Differentiating simple algebraic expressions

Differentiation is used in maths for calculating rates of change.

For example in mechanics, the rate of change of displacement (with respect to time) is the velocity. The rate of change of velocity (with respect to time) is the acceleration.

The rate of change of a function f(x) with respect to x can be found by finding the derived function f\textquotesingle(x).

For an equation beginning y =, the rate of change can be found by differentiating y with respect to x. In its notation form this is written as \frac{{dy}}{{dx}}. This is also known as 'Leibniz Notation'.

There are many ways a question can ask you to differentiate:

  • Differentiate the function...
  • Find f\textquotesingle(x)
  • Find \frac{{dy}}{{dx}}
  • Calculate the rate of change of...
  • Find the derivative of…
  • Calculate the gradient of the tangent to the curve...
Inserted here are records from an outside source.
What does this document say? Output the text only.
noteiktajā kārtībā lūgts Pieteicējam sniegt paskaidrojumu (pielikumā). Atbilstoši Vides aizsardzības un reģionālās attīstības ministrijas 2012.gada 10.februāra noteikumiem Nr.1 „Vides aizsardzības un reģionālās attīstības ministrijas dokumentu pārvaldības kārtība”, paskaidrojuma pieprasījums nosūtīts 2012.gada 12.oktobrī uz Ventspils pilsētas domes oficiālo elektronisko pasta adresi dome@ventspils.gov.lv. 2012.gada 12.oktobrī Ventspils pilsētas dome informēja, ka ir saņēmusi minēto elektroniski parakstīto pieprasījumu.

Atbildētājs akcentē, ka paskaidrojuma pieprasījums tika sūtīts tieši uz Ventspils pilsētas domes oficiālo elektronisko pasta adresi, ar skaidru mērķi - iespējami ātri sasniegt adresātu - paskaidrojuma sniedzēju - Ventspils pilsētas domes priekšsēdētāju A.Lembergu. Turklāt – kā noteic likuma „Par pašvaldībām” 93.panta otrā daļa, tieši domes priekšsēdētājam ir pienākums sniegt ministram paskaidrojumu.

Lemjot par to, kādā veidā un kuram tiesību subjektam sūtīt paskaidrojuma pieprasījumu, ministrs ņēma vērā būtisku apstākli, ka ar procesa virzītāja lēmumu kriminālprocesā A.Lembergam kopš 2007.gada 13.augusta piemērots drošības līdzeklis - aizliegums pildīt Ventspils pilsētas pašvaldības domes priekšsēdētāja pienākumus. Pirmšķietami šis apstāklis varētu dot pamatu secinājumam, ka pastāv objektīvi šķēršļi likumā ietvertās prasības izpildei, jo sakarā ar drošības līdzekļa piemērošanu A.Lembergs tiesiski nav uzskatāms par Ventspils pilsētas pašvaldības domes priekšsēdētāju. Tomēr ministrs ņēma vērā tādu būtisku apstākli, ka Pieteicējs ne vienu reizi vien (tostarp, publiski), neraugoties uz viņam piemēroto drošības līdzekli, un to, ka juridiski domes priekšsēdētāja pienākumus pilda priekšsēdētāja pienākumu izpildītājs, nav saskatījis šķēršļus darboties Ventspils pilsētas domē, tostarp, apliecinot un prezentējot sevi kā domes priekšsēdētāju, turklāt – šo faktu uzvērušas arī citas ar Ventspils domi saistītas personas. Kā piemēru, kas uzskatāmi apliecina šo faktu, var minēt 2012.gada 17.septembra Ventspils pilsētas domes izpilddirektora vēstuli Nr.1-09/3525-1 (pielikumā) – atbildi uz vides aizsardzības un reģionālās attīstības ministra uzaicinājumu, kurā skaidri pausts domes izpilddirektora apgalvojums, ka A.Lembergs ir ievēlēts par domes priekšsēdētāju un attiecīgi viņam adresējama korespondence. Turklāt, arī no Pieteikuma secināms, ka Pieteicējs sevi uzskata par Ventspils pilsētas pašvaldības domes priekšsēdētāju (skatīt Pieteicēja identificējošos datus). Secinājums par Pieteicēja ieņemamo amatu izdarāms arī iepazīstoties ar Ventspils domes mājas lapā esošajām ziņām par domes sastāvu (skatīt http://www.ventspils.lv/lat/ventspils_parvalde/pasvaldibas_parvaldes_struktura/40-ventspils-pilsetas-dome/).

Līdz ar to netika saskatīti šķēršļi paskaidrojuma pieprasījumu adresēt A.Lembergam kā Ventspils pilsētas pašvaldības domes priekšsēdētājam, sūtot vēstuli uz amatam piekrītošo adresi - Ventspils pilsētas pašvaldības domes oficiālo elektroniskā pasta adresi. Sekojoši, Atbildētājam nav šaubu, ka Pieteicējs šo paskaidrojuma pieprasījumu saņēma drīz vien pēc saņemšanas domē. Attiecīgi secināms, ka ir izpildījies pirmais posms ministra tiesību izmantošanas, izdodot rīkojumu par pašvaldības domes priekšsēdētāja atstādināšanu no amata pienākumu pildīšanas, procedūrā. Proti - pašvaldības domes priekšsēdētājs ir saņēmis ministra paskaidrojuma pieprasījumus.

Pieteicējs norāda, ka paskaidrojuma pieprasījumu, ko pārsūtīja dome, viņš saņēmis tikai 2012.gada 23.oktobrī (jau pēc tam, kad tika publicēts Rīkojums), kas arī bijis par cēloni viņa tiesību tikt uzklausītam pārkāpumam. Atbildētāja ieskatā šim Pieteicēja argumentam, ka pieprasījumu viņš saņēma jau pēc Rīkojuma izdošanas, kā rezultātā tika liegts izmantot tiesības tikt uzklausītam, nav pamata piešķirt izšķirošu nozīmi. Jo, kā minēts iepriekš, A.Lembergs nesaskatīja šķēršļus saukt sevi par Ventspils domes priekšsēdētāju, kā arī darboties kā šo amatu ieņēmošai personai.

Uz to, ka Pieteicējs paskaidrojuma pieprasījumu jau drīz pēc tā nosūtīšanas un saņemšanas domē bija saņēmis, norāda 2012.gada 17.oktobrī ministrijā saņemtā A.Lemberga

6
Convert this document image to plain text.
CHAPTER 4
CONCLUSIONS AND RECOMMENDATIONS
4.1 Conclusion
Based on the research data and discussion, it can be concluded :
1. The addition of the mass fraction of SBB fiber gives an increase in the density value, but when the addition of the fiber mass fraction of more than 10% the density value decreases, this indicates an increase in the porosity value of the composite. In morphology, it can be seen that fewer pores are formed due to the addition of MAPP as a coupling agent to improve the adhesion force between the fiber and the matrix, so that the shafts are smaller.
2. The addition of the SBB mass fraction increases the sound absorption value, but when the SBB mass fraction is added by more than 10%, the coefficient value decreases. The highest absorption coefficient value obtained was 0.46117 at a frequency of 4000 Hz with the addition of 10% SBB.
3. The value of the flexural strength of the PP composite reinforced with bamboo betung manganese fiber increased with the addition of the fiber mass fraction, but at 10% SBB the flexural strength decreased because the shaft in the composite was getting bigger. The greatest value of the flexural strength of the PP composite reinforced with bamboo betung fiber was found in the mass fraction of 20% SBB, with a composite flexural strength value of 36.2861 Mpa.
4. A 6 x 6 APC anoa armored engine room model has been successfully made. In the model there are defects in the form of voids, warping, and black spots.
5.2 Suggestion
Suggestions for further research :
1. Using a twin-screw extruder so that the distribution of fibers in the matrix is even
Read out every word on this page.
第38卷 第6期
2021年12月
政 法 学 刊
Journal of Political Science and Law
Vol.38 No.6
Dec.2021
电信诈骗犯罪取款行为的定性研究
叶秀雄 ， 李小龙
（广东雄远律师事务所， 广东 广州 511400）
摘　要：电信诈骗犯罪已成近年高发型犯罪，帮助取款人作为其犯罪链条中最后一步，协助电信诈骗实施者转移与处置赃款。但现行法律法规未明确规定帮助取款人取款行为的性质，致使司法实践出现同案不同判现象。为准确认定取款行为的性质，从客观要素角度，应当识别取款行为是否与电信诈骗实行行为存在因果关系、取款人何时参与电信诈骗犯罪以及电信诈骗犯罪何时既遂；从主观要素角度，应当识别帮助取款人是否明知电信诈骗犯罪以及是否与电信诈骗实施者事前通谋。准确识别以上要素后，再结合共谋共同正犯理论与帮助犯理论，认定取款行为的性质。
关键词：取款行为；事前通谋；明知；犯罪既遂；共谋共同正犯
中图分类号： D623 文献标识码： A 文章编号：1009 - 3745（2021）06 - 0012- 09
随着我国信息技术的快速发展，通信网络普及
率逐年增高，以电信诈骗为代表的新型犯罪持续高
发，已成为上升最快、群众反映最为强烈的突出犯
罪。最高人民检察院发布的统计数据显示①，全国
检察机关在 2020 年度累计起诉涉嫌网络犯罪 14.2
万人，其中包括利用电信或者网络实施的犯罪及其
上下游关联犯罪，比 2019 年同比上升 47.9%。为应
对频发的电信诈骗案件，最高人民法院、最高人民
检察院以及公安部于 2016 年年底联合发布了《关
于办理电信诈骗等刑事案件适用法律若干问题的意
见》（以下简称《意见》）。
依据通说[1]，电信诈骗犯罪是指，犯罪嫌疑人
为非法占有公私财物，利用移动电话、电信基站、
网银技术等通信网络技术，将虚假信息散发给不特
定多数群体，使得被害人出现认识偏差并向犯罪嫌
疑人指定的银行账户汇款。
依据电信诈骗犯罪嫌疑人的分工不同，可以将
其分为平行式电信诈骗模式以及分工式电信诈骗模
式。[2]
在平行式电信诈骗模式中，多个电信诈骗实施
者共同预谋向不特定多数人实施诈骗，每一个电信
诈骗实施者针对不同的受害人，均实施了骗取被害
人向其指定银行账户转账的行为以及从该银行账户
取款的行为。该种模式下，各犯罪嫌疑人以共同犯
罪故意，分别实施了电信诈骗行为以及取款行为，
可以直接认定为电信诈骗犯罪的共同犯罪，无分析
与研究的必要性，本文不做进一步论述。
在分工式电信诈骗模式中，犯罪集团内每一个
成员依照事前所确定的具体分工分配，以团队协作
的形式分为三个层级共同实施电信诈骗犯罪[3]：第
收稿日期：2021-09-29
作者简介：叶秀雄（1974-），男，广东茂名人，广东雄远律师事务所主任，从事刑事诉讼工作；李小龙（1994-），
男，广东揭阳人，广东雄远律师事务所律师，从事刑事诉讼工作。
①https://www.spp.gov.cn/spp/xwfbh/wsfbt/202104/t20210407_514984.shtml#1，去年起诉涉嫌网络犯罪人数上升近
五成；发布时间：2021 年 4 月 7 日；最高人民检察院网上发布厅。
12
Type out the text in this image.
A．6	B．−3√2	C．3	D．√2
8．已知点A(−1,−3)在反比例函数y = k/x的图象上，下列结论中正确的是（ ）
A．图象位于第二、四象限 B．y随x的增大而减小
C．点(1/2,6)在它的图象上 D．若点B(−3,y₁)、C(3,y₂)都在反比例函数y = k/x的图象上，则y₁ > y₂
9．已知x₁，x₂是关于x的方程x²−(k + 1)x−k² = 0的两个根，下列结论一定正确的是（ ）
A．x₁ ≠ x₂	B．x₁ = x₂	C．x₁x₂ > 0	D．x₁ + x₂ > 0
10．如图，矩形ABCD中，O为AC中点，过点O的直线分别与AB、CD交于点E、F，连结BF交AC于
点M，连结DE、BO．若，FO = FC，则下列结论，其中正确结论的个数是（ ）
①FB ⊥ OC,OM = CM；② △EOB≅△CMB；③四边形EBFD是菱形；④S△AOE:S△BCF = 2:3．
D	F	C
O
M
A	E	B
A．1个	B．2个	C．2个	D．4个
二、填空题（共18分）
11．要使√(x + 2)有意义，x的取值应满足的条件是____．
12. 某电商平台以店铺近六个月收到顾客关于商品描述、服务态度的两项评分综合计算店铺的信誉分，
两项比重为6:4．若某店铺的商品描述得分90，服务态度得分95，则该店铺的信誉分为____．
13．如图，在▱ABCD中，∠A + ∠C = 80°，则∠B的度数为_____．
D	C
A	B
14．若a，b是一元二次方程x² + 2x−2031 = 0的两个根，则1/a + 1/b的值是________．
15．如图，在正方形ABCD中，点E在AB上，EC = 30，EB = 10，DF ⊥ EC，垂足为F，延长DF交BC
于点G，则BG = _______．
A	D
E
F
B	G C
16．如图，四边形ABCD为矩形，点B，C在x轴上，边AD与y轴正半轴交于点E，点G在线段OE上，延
The general rule for differentiation is:

f(x) = a{x^n} \rightarrow f\textquotesingle(x)=  na{x^{n - 1}}

  • In other words, you bring the power down to the front to multiply and subtract 1 from the power.


Differentiate y = {x^5}

\frac{{dy}}{{dx}} = 5{x^4}


Find the derivative of f(x) = 4{x^3}

f\textquotesingle(x)= 12{x^2}

When calculating the rate of change or the gradient of a tangent to a curve, we are required to write the final answer to the differentiated expression without negative or fractional powers. Doing so makes it much easier to evaluate for specific values without a calculator.

To remove negative and fractional powers, we need to recall the laws of indices. The two that will be useful here are:

{a^{ - n}} = \frac{1}{{{a^n}}}

{a^{\frac{m}{n}}} = \sqrt[n]{{{a^m}}}


Find the rate of change of f(x) = 4{x^{ - 2}} at x = 3.


Using f(x) = a{x^n} \rightarrow f\textquotesingle(x)=  na{x^{n - 1}}, we find that:

f\textquotesingle(x)= - 8{x^{ - 3}}

This is very difficult to evaluate when x = 3 without a calculator, so we need to use our laws of indices to change this into a positive power.

f\textquotesingle(x)= \frac{{ - 8}}{{{x^3}}}

Now when x = 3,

f\textquotesingle(3) = \frac{{ - 8}}{{{3^3}}} = \frac{{ - 8}}{{27}}


Find the gradient of the tangent to the curve with equation y = 3{x^{\frac{2}{3}}} at the point when x = 8.


= 2{x^{\frac{-1}{3}}}

= \frac{2}{{{x^{\frac{1}{3}}}}}

Now when x = 8,

\frac{{dy}}{{dx}} = \frac{2}{{\sqrt[3]{8}}} = \frac{2}{2} = 1

Therefore the gradient of the tangent to the curve is 1.

The previous examples have very simple expressions. Sometimes we aren't able to differentiate all expressions in their current form as we require the expression to be sums and/or differences of terms of the form a{x^n}.

Before differentiating:

  • Remove brackets
  • Separate 'top heavy' fractions
  • Change terms involving roots into fractional powers
  • Change terms with x on the denominator to negative powers


Differentiate y = \frac{4}{{\sqrt x }}


y = \frac{4}{{{x^{\frac{1}{2}}}}} = 4{x^{ - \frac{1}{2}}}

Now we have it in the correct form we can differentiate.

\frac{{dy}}{{dx}} =  - \frac{1}{2} \times 4{x^{ - \frac{3}{2}}}



= \frac{{ - 2}}{{\sqrt[2]{{{x^3}}}}}


Find the derivative of f(x) = \frac{{{x^2} + 5}}{x}

We need to separate the top heavy fraction first then use our laws of indices to get into the correct form to be able to differentiate.

f(x) = \frac{{{x^2}}}{x} + \frac{5}{x}

f(x) = x + 5{x^{ - 1}}

f\textquotesingle(x)= {x^{0}} - 5{x^{ - 2}}

f\textquotesingle(x)= 1 - \frac{5}{{{x^2}}}


Find the derivative of y = (x + 1)(x - 3)

Remove the brackets first, then differentiate.

y = {x^2} - 2x - 3

\frac{{dy}}{{dx}} = 2{x^{1}} - 2{x^{0}}

\frac{{dy}}{{dx}} = 2x - 2